Health Reform and Pre-Existing Conditions

I was tempted to titled this blog entry Health Reform and “I Won’t Let People Die in the Streets.” I also was tempted to describe the November 8 election as the day health reform died. One retort could be that the Republicans are now in charge of health reform. They need to play offense as opposed to only playing defense. And we should move forward.

For starters, let’s discuss the dual action of repealing the Affordable Care Act (ACA) and maintaining the Republican pledge not have individuals with pre-existing conditions be excluded from health insurance in the post-ACA world.
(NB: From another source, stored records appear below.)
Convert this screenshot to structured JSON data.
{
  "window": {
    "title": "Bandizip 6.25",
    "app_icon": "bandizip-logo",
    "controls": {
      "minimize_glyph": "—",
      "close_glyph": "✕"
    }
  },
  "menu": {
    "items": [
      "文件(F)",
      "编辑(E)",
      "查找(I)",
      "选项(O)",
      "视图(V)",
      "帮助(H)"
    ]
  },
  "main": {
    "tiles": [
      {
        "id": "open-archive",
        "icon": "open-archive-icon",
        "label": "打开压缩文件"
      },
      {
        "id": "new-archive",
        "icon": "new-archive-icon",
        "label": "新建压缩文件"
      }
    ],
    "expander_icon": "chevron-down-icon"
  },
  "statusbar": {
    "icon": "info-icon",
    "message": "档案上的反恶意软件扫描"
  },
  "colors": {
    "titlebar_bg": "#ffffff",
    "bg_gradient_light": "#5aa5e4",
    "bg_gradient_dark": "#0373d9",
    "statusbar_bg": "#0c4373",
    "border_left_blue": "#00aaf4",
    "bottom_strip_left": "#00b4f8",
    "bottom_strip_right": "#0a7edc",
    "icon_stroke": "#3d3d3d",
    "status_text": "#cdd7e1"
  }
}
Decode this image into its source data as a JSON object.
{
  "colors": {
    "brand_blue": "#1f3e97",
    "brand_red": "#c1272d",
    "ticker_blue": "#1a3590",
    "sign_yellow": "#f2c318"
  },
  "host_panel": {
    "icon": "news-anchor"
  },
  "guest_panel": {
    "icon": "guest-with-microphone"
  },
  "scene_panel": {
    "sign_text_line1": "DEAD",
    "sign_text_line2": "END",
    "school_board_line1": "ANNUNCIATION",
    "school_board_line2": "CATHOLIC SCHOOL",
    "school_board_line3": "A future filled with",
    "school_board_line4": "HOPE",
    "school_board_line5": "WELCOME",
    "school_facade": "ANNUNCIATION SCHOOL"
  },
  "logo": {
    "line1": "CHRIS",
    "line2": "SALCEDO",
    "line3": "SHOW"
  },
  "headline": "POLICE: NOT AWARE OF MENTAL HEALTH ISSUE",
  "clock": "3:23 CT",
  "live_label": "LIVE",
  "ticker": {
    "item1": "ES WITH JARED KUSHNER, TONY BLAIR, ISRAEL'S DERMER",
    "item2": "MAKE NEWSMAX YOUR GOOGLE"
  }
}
Making health insurance available to individuals with pre-existing conditions is one of the key pieces of how health reform works or does not work. The choices available for the country are single-payer or private insurance with an individual mandate. The choice is not high-risk pools, which, even in a well-insured state such as Iowa, did not work in pre-ACA days. Unfortunately, high-risk pools appear to be in strong consideration if one reads  proposals from Speaker Paul Ryan and the nominee for Secretary of Health and Human Services Tom Price. High-risk pools concentrate very sick individuals in a single category that will be extraordinarily expensive. Even worse, in a world of employer group health insurance, individuals without a mandate and without a business connection will avoid buying health insurance or will not be able to afford health insurance and will go without health-care coverage. We will go back to the days of uninsured patients, free medical clinics, delayed medical diagnoses, and lack of early diagnosis now made possible by preventive evaluations.
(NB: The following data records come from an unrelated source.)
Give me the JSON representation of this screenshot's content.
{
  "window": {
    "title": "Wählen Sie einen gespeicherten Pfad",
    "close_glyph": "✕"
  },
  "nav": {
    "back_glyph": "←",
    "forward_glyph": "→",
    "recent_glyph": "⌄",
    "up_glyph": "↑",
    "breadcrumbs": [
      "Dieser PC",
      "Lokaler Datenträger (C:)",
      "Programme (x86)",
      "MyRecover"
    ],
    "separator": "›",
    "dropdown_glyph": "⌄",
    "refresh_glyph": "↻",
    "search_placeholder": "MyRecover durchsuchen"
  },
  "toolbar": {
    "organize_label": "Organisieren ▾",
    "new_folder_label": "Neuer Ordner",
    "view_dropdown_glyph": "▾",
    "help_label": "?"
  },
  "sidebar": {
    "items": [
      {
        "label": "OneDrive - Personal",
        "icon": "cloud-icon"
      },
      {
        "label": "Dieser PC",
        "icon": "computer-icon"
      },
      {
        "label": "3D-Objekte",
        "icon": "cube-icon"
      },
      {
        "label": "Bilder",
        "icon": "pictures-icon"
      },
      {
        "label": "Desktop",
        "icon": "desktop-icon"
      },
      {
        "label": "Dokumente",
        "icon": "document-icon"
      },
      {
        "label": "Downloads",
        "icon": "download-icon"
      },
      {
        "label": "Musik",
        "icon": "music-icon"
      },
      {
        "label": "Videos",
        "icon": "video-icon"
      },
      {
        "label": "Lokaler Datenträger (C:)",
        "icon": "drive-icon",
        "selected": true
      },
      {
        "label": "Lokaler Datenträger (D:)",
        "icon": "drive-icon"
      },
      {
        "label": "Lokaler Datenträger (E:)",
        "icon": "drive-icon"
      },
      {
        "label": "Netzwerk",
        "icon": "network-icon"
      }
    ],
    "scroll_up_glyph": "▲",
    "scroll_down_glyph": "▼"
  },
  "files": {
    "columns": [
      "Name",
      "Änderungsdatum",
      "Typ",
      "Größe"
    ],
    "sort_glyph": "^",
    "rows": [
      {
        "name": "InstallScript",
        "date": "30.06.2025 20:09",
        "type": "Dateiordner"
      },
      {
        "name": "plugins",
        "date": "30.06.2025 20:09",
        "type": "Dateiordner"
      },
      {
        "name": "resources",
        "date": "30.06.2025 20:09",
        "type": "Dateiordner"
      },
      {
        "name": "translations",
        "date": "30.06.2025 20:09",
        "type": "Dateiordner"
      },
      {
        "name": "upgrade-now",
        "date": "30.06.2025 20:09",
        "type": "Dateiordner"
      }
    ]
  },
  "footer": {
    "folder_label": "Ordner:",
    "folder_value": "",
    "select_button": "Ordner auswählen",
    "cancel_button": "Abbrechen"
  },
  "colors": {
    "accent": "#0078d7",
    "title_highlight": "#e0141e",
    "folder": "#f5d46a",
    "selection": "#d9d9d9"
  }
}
I have lived at a time when my previously insured patients, patients I was seeing in a free medical clinic, or one of my diabetic patients in Iowa’s high-risk pool were not receiving top-notch health care due to the cost. I had patients coming in to see me too late with health conditions I could have resolved in my office had I seen them sooner.
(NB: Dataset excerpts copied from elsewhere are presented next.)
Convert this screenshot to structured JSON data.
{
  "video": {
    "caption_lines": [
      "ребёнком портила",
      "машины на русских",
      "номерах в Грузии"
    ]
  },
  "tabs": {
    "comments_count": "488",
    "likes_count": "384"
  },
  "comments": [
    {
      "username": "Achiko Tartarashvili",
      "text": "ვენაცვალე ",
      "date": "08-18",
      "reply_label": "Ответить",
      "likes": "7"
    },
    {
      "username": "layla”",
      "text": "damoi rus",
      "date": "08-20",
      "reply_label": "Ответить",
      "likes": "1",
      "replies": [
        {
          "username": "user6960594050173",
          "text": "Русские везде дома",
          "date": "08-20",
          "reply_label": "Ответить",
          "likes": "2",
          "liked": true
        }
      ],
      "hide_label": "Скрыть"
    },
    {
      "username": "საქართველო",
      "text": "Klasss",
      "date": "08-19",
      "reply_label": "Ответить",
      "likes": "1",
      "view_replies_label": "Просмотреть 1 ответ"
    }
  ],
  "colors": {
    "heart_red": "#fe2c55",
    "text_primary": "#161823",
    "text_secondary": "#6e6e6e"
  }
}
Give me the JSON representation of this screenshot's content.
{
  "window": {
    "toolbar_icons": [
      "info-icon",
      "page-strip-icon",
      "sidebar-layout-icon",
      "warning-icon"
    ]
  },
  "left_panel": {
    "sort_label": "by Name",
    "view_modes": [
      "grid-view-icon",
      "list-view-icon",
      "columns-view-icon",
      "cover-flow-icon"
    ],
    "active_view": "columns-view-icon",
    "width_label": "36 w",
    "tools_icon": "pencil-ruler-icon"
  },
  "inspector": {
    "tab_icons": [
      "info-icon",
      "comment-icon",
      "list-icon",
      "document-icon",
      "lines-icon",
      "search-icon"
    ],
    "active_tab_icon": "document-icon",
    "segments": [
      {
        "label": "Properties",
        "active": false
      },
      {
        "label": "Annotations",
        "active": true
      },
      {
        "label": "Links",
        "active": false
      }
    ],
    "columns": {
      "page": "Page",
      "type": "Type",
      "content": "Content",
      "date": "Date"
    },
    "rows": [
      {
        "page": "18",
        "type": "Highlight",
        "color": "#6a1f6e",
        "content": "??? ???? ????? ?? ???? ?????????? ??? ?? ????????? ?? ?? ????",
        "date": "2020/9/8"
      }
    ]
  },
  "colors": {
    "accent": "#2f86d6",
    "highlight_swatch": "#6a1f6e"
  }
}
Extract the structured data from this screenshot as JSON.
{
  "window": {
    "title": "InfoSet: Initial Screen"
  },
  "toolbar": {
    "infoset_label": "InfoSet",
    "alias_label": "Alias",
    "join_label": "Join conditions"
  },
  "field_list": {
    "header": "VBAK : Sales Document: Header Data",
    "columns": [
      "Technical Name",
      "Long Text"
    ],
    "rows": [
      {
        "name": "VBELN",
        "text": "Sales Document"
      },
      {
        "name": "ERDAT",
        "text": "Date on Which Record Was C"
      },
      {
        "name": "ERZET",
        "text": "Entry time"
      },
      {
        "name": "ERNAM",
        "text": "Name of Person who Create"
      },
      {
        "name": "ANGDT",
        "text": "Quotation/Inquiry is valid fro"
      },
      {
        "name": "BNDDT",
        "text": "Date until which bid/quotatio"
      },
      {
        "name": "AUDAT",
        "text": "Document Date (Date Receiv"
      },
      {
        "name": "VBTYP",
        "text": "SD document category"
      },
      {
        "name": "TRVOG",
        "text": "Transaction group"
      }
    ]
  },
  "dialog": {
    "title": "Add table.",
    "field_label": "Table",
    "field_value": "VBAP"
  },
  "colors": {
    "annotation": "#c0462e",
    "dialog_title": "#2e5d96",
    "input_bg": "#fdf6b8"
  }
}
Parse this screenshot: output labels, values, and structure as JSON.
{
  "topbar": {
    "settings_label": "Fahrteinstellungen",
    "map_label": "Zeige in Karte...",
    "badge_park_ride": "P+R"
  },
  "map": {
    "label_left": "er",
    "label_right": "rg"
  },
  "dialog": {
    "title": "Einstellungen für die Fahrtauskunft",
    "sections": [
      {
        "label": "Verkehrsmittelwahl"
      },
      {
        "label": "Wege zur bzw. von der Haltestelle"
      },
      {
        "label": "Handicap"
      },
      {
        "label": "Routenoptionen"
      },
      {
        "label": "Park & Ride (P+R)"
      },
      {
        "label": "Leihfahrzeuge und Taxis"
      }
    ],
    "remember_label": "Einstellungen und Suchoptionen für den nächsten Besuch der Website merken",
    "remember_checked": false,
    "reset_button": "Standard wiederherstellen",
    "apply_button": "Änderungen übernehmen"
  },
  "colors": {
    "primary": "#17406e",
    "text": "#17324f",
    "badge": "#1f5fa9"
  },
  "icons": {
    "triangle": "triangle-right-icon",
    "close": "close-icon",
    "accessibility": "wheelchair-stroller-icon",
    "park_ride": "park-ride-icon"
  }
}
What to do? As I said in a previous post on this blog, my first proposal would be to open up Medicare to individuals 55 years of age and older. I have also said the ACA needs to be “tweaked,” not eliminated.

This is the time to speak out for a future that moves health care forward for all Americans. We cannot go backward. Twenty million people now have health-care insurance because of the ACA. More Americans are now insured than ever before. We need to continue to move health care forward. Speak out. We all must do it. We all must do it now.